5. There is a strong biographical resonance with key elements of this story. As mentioned in the introduction, one is the financial disaster that befalls the protagonist, striking not only him but also his relatives with economic ruin. In fact, Pirandello’s own family investments in the sulfur mines of Porto Empedocle, Sicily, were wiped out after a flood in 1903. Because he was married to his father’s business partner’s daughter, Antonietta, her dowry was likewise erased in the same incident. This financial ruin in turn fed into the mental deterioration of Pirandello’s wife, who became increasingly unstable over the next decade. Already in 1904, when he wrote and published his novel The Late Mattia Pascal (Il fu Mattia Pascal), Pirandello was writing at nights while looking after Antonietta in bed and reflecting on the toll of her madness and his financial ruin. Here, a decade later, we see those same themes prominently emerging in an only-slightly altered form.

6. Sinagra’s chance encounter with his long-lost friend recalls that between Ciunna and Tino Imbrò in the 1896 short story “Sun and Shade” (“Sole e ombra”). In both cases, the encounter will prolong the suicide’s agony by making him re-live the suffering that led him to plan that extreme gesture.

7. The description of Sinagra no longer seeing himself because of this encounter with his friend repeats a familiar trope in Pirandello’s work – seeing oneself from outside, particularly through the eyes of another, can decenter one’s sense of self. As mentioned in the introduction, this is the same dynamic at work in Pirandello’s later novel, One, No One, and One Hundred Thousand (Uno, nessuno e centomila, 1925-6).
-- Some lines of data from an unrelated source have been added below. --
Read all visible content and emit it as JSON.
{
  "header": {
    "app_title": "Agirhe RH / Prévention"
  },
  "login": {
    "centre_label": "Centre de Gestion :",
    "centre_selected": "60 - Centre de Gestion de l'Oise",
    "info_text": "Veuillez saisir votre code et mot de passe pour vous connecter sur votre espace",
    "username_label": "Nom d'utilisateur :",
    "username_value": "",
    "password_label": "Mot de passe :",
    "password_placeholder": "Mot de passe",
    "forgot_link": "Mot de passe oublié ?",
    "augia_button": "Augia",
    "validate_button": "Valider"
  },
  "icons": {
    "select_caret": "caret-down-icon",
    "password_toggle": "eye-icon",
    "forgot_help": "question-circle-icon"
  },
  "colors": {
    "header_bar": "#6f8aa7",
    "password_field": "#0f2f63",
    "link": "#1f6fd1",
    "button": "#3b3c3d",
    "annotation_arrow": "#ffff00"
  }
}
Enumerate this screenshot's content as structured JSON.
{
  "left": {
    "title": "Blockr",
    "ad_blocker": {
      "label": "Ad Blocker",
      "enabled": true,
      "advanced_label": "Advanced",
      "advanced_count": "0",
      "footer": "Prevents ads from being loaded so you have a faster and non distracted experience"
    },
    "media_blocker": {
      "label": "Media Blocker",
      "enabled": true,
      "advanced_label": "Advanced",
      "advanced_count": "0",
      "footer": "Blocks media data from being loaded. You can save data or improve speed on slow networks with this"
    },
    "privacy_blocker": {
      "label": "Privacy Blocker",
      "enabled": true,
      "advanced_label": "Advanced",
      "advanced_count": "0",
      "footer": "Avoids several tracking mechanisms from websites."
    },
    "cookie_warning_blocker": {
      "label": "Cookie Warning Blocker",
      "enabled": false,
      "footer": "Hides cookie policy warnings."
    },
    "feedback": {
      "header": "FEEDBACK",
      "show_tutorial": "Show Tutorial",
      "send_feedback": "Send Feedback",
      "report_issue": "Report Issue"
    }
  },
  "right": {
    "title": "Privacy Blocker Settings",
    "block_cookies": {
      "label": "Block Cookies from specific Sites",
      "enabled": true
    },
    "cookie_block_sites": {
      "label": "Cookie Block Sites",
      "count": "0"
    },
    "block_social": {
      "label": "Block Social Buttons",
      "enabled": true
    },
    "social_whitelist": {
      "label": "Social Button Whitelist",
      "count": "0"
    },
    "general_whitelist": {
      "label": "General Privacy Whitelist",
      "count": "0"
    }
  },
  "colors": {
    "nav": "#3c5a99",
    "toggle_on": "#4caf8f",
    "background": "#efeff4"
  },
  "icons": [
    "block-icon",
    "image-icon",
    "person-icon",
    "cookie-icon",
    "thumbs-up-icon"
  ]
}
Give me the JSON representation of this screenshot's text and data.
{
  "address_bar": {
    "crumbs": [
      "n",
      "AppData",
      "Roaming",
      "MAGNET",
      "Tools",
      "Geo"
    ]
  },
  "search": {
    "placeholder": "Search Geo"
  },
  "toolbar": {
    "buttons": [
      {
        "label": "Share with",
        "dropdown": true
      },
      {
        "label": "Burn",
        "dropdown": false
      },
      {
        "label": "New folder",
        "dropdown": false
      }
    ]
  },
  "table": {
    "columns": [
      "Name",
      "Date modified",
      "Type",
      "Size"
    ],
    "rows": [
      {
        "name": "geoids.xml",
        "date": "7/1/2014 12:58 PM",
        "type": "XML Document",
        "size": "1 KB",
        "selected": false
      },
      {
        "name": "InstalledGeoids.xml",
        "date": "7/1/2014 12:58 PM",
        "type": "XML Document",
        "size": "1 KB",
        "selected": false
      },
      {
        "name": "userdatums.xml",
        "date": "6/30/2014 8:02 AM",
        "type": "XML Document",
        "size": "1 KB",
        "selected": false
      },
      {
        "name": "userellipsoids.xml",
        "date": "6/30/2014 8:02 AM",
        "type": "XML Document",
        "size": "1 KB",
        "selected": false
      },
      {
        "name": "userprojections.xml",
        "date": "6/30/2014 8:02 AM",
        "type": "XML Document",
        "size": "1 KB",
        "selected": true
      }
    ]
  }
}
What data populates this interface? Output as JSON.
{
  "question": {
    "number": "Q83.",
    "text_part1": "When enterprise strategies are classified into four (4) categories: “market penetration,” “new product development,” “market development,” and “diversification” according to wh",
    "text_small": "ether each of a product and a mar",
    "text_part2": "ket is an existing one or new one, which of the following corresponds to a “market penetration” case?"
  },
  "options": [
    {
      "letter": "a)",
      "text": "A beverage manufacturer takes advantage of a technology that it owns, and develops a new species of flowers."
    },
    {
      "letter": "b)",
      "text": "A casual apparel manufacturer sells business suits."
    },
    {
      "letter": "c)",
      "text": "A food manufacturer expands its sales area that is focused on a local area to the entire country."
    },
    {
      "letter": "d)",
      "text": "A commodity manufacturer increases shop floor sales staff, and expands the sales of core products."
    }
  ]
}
Likewise, pairing this loss of self with the figure of the shadow, as he does here, was already a typical element of Pirandello’s poetics from The Late Mattia Pascal in 1904, where one of the novel’s chapters is titled precisely “My Shadow and I” (“Io e l’ombra mia”) and reflects on similar ideas as those being developed here.

8. The same idyllic description of the cemetery as a place of peacefulness and removal from life is also present in earlier stories such as “Wedding Night” (“Prima notte,” 1900), “The Fear of Sleep” (“La paura del sonno,” 1900), and “The Dead and The Living” (“La morta e la viva,” 1910).